Background information
- Born: December 30, 1973 (age 51) Jakarta, Indonesia
- Origin: Rialto, California, U.S.
- Genres: Pop punk; alternative rock; power pop;
- Occupation: Musician
- Instrument: Guitar
- Years active: 2004–present
- Labels: Interscope; La Salle Records;
- Formerly of: The Nervous Return; Scrimmage Heroes; +44;

= Shane Gallagher =

American guitarist

Shane Gallagher (born December 30, 1973) is a musician who played guitar for the bands +44, Mercy Killers and The Nervous Return.

==Background==
In 2005, Gallagher left The Nervous Return to join Mark Hoppus and Travis Barker (both of blink-182 fame) and guitarist Craig Fairbaugh to form +44. He was brought in as a replacement for Carol Heller as guitarist in +44 after she left the band to start a family.
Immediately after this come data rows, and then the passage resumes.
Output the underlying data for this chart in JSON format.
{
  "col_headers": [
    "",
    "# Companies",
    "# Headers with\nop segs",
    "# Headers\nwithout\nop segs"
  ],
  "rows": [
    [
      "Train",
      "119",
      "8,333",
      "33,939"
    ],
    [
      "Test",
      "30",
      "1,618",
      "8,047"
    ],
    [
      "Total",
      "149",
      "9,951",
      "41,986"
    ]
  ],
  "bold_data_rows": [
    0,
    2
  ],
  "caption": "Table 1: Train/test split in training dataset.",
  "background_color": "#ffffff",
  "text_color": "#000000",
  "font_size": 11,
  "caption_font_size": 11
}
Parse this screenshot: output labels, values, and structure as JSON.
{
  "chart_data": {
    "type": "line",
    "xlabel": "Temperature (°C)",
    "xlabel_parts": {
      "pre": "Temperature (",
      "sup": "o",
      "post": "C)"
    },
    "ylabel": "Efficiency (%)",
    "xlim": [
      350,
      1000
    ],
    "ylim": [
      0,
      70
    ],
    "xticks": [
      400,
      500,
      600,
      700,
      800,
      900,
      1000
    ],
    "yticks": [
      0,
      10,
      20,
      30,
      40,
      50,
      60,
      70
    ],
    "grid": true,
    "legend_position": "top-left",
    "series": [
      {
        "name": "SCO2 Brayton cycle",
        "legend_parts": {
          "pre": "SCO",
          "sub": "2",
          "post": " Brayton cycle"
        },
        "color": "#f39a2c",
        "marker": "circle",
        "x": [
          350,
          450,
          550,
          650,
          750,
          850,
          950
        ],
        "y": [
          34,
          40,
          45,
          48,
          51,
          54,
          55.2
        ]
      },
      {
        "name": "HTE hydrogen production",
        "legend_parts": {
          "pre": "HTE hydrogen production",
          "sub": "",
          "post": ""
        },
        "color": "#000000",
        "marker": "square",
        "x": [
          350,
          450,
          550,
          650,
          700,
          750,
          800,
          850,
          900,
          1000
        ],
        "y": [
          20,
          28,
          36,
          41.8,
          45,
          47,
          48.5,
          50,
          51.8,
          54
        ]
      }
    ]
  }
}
In 2007, he officially became a member of The Mercy Killers and he went on tour with them.
 Once +44 took a break so Mark and Travis could focus on the new blink-182 record, Shane worked on several different musical projects—including the Noise Chapter, which consisted of ex-members of one of his previous bands, called the Scrimmage Heroes—as well as the instrumental, acoustic act A Death To Stars.